Interview im MDR: "Ein- und Zweifamilienhaus bleibt beliebteste Wohnform"

In einer Liveschaltung befragt Moderatorin Susi Brandt Landesvorsitzenden Peter Wegner zur aktuellen Wohnlage in Sachsen-Anhalt.

Mitte März berichtete der Mitteldeutsche Rundfunk (MDR) in seinem Fernsehmagazin "Sachsen-Anhalt HEUTE" über den aktuellen Stand des Wohnungsbaus im benachbarten Bundesland. In dem mehrminütigen Beitrag befragte die Redaktion Entscheider aus Politik, Wohnungswirtschaft und Bürger. Die Sicht der Haus- und Wohnungseigentümer stellte Landesvorsitzender Peter Wegner vor. Aufgrund einer Kooperation der beiden Landesverbände gehört er auch dem Vorstand in Sachsen-Anhalt an. 

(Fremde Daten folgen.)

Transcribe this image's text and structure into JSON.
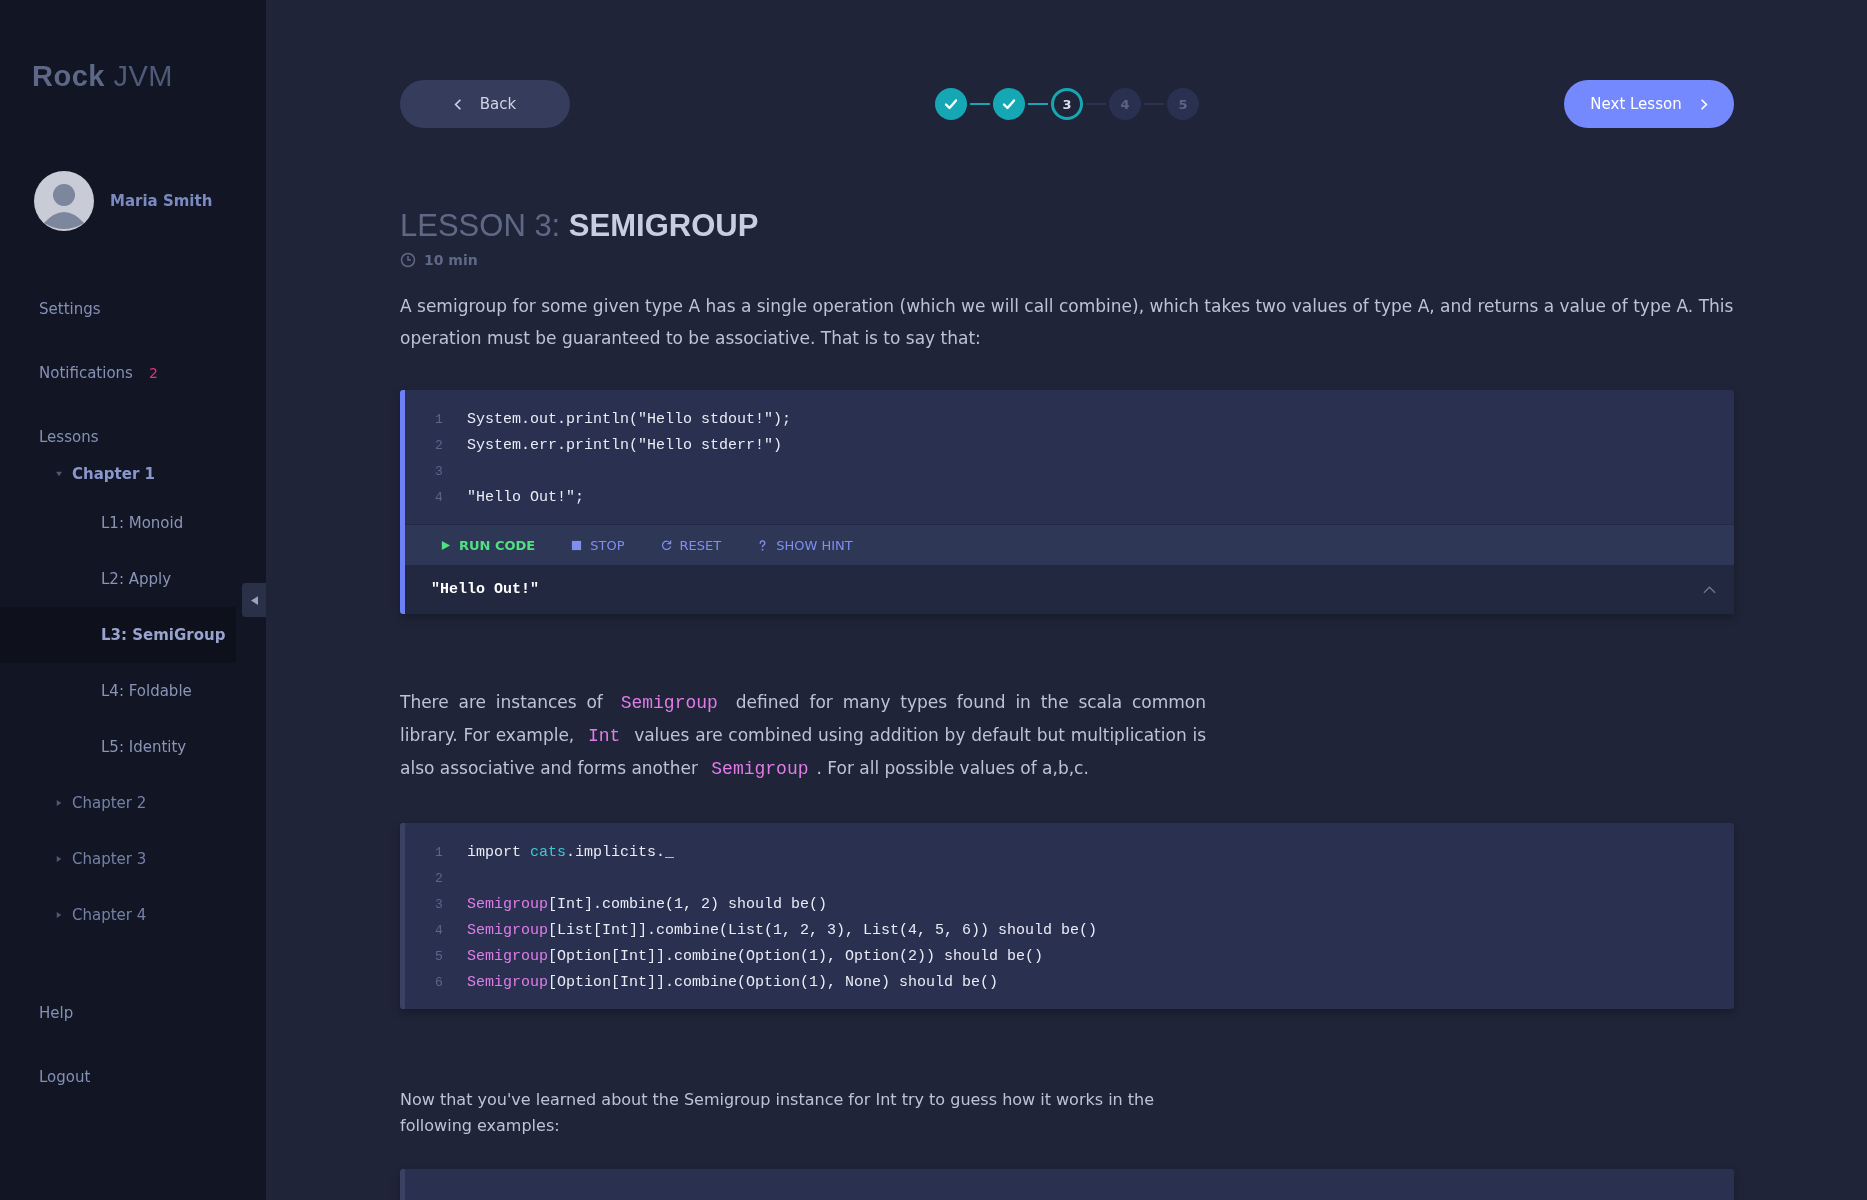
{
  "sidebar": {
    "brand": {
      "bold": "Rock",
      "light": "JVM"
    },
    "user": {
      "name": "Maria Smith"
    },
    "menu": [
      {
        "label": "Settings"
      },
      {
        "label": "Notifications",
        "badge": "2"
      }
    ],
    "lessons": {
      "label": "Lessons",
      "chapters": [
        {
          "label": "Chapter 1",
          "expanded": true,
          "children": [
            {
              "label": "L1: Monoid",
              "selected": false
            },
            {
              "label": "L2: Apply",
              "selected": false
            },
            {
              "label": "L3: SemiGroup",
              "selected": true
            },
            {
              "label": "L4: Foldable",
              "selected": false
            },
            {
              "label": "L5: Identity",
              "selected": false
            }
          ]
        },
        {
          "label": "Chapter 2",
          "expanded": false
        },
        {
          "label": "Chapter 3",
          "expanded": false
        },
        {
          "label": "Chapter 4",
          "expanded": false
        }
      ]
    },
    "footer": [
      {
        "label": "Help"
      },
      {
        "label": "Logout"
      }
    ]
  },
  "topbar": {
    "back": "Back",
    "next": "Next Lesson",
    "steps": [
      {
        "completed": true,
        "current": false
      },
      {
        "completed": true,
        "current": false
      },
      {
        "completed": false,
        "current": true,
        "label": "3"
      },
      {
        "completed": false,
        "current": false,
        "label": "4"
      },
      {
        "completed": false,
        "current": false,
        "label": "5"
      }
    ]
  },
  "lesson": {
    "prefix": "LESSON 3:",
    "title": "SEMIGROUP",
    "duration": "10 min"
  },
  "content": [
    {
      "kind": "paragraph",
      "narrow": false,
      "small": false,
      "parts": [
        {
          "kind": "text",
          "text": "A semigroup for some given type A has a single operation (which we will call combine), which takes two values of type A, and returns a value of type A. This operation must be guaranteed to be associative.  That is to say that:"
        }
      ]
    },
    {
      "kind": "code",
      "active": true,
      "lines": [
        {
          "number": "1",
          "tokens": [
            {
              "kind": "plain",
              "text": "System.out.println(\"Hello stdout!\");"
            }
          ]
        },
        {
          "number": "2",
          "tokens": [
            {
              "kind": "plain",
              "text": "System.err.println(\"Hello stderr!\")"
            }
          ]
        },
        {
          "number": "3"
        },
        {
          "number": "4",
          "tokens": [
            {
              "kind": "plain",
              "text": "\"Hello Out!\";"
            }
          ]
        }
      ],
      "actions": [
        {
          "kind": "run",
          "label": "RUN CODE"
        },
        {
          "kind": "stop",
          "label": "STOP"
        },
        {
          "kind": "reset",
          "label": "RESET"
        },
        {
          "kind": "hint",
          "label": "SHOW HINT"
        }
      ],
      "output": "\"Hello Out!\""
    },
    {
      "kind": "paragraph",
      "narrow": true,
      "small": false,
      "parts": [
        {
          "kind": "text",
          "text": "There are instances of "
        },
        {
          "kind": "code",
          "text": "Semigroup"
        },
        {
          "kind": "text",
          "text": " defined for many types found in the scala common library. For example, "
        },
        {
          "kind": "code",
          "text": "Int"
        },
        {
          "kind": "text",
          "text": " values are combined using addition by default but multiplication is also associative and forms another "
        },
        {
          "kind": "code",
          "text": "Semigroup"
        },
        {
          "kind": "text",
          "text": ". For all possible values of a,b,c."
        }
      ]
    },
    {
      "kind": "code",
      "active": false,
      "lines": [
        {
          "number": "1",
          "tokens": [
            {
              "kind": "plain",
              "text": "import "
            },
            {
              "kind": "package",
              "text": "cats"
            },
            {
              "kind": "plain",
              "text": ".implicits._"
            }
          ]
        },
        {
          "number": "2"
        },
        {
          "number": "3",
          "tokens": [
            {
              "kind": "type",
              "text": "Semigroup"
            },
            {
              "kind": "plain",
              "text": "[Int].combine(1, 2) should be()"
            }
          ]
        },
        {
          "number": "4",
          "tokens": [
            {
              "kind": "type",
              "text": "Semigroup"
            },
            {
              "kind": "plain",
              "text": "[List[Int]].combine(List(1, 2, 3), List(4, 5, 6)) should be()"
            }
          ]
        },
        {
          "number": "5",
          "tokens": [
            {
              "kind": "type",
              "text": "Semigroup"
            },
            {
              "kind": "plain",
              "text": "[Option[Int]].combine(Option(1), Option(2)) should be()"
            }
          ]
        },
        {
          "number": "6",
          "tokens": [
            {
              "kind": "type",
              "text": "Semigroup"
            },
            {
              "kind": "plain",
              "text": "[Option[Int]].combine(Option(1), None) should be()"
            }
          ]
        }
      ]
    },
    {
      "kind": "paragraph",
      "narrow": true,
      "small": true,
      "parts": [
        {
          "kind": "text",
          "text": "Now that you've learned about the Semigroup instance for Int try to guess how it works in the following examples:"
        }
      ]
    },
    {
      "kind": "code",
      "active": false
    }
  ]
}
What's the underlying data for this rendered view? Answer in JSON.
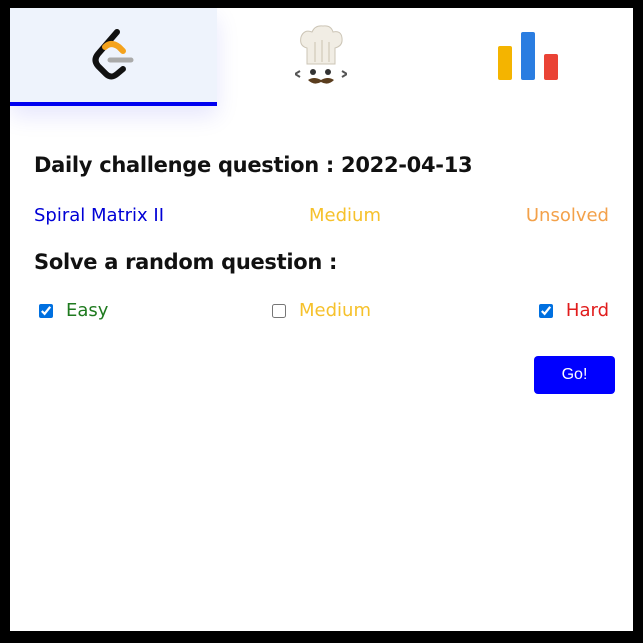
{
  "tabs": [
    {
      "icon": "leetcode-logo-icon",
      "active": true
    },
    {
      "icon": "chef-hat-icon",
      "active": false
    },
    {
      "icon": "bar-chart-icon",
      "active": false
    }
  ],
  "daily": {
    "heading": "Daily challenge question : 2022-04-13",
    "question_title": "Spiral Matrix II",
    "difficulty": "Medium",
    "status": "Unsolved"
  },
  "random": {
    "heading": "Solve a random question :",
    "options": [
      {
        "label": "Easy",
        "checked": true,
        "color": "#1f7a1f"
      },
      {
        "label": "Medium",
        "checked": false,
        "color": "#f6c12b"
      },
      {
        "label": "Hard",
        "checked": true,
        "color": "#e11c1c"
      }
    ],
    "go_label": "Go!"
  },
  "colors": {
    "accent": "#0000ff",
    "active_tab_bg": "#eef3fc",
    "medium": "#f6c12b",
    "unsolved": "#f3a14a"
  }
}
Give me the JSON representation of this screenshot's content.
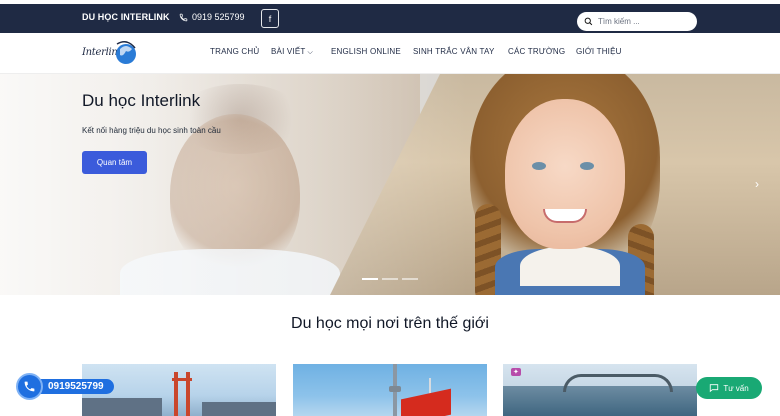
{
  "topbar": {
    "brand": "DU HỌC INTERLINK",
    "phone": "0919 525799",
    "facebook_icon": "facebook-icon",
    "search_placeholder": "Tìm kiếm ..."
  },
  "logo": {
    "text": "Interlink"
  },
  "nav": {
    "items": [
      {
        "label": "TRANG CHỦ"
      },
      {
        "label": "BÀI VIẾT",
        "has_dropdown": true
      },
      {
        "label": "ENGLISH ONLINE"
      },
      {
        "label": "SINH TRẮC VÂN TAY"
      },
      {
        "label": "CÁC TRƯỜNG"
      },
      {
        "label": "GIỚI THIỆU"
      }
    ]
  },
  "hero": {
    "title": "Du học Interlink",
    "subtitle": "Kết nối hàng triệu du học sinh toàn cầu",
    "button": "Quan tâm",
    "next_icon": "chevron-right-icon",
    "slide_count": 3,
    "active_slide": 1
  },
  "section": {
    "title": "Du học mọi nơi trên thế giới"
  },
  "cards": [
    {
      "image": "san-francisco-bridge"
    },
    {
      "image": "toronto-canada-flag"
    },
    {
      "image": "sydney-harbour"
    }
  ],
  "floating": {
    "phone": "0919525799",
    "consult": "Tư vấn"
  },
  "colors": {
    "topbar": "#1f2a44",
    "accent": "#3b5bdb",
    "phone_float": "#1f6fe0",
    "consult": "#19a974"
  }
}
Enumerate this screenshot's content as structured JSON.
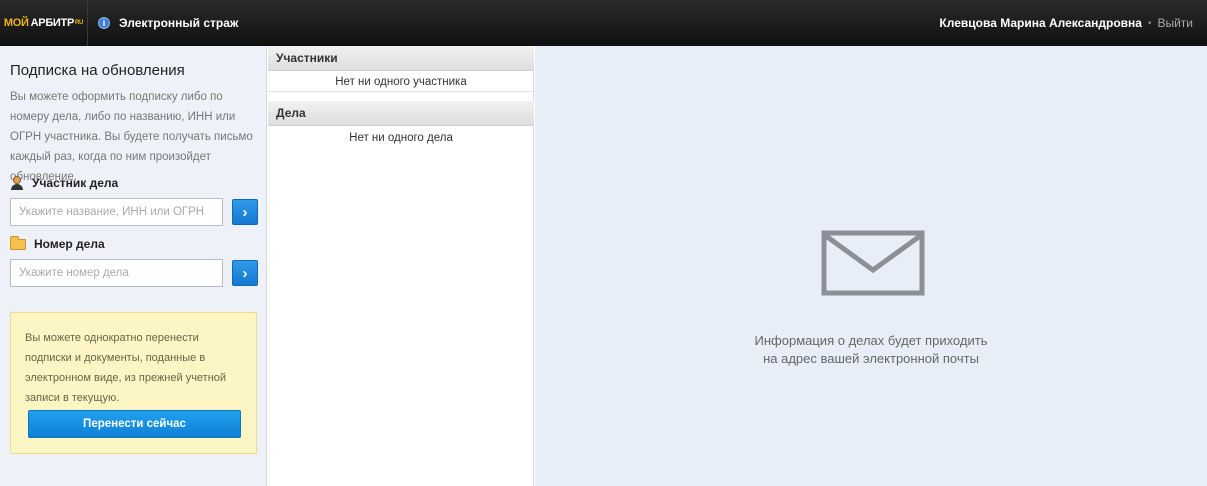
{
  "topbar": {
    "logo_part1": "МОЙ",
    "logo_part2": "АРБИТР",
    "logo_suffix": "RU",
    "guard_label": "Электронный страж",
    "user_name": "Клевцова Марина Александровна",
    "separator": "•",
    "logout_label": "Выйти"
  },
  "left": {
    "title": "Подписка на обновления",
    "description": "Вы можете оформить подписку либо по номеру дела, либо по названию, ИНН или ОГРН участника. Вы будете получать письмо каждый раз, когда по ним произойдет обновление.",
    "participant": {
      "label": "Участник дела",
      "placeholder": "Укажите название, ИНН или ОГРН",
      "value": ""
    },
    "case": {
      "label": "Номер дела",
      "placeholder": "Укажите номер дела",
      "value": ""
    },
    "go_glyph": "›",
    "notice": {
      "text": "Вы можете однократно перенести подписки и документы, поданные в электронном виде, из прежней учетной записи в текущую.",
      "button_label": "Перенести сейчас"
    }
  },
  "middle": {
    "participants_header": "Участники",
    "participants_empty": "Нет ни одного участника",
    "cases_header": "Дела",
    "cases_empty": "Нет ни одного дела"
  },
  "right": {
    "icon": "envelope-icon",
    "info_line1": "Информация о делах будет приходить",
    "info_line2": "на адрес вашей электронной почты"
  },
  "colors": {
    "topbar": "#1a1a1a",
    "accent_blue": "#1a86dc",
    "logo_gold": "#f2b21a",
    "notice_bg": "#fbf6c4",
    "right_bg": "#e8eef7"
  }
}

"Wir vom Verband Wohneigentum beobachten die Situation schon lange", sagte er. Es werde weiter in "Betongold" investiert. "Das treibt die Preise in die Höhe -  auch für das Eigenheim". Bei knappem Budget würden Bauwillige daher Arbeiten oft auf später verschieben, wenn es die finanzielle Lage wieder erlaubt. Allerdings müssten sie mit erheblichen Zeitverzögerungen rechnen, da Facharbeiter fehlen. Speziell bei kleinen Umbauten oder Reparaturen wie Fensteraustausch, Heizungserneuerung oder Dachsanierung müssten die Auftraggeber mehr Zeit einplanen. Er empfahl, mit ortsansässigen Handwerkern frühzeitig den Ablauf festzulegen und KfW-Zuschüsse zu beantragen. 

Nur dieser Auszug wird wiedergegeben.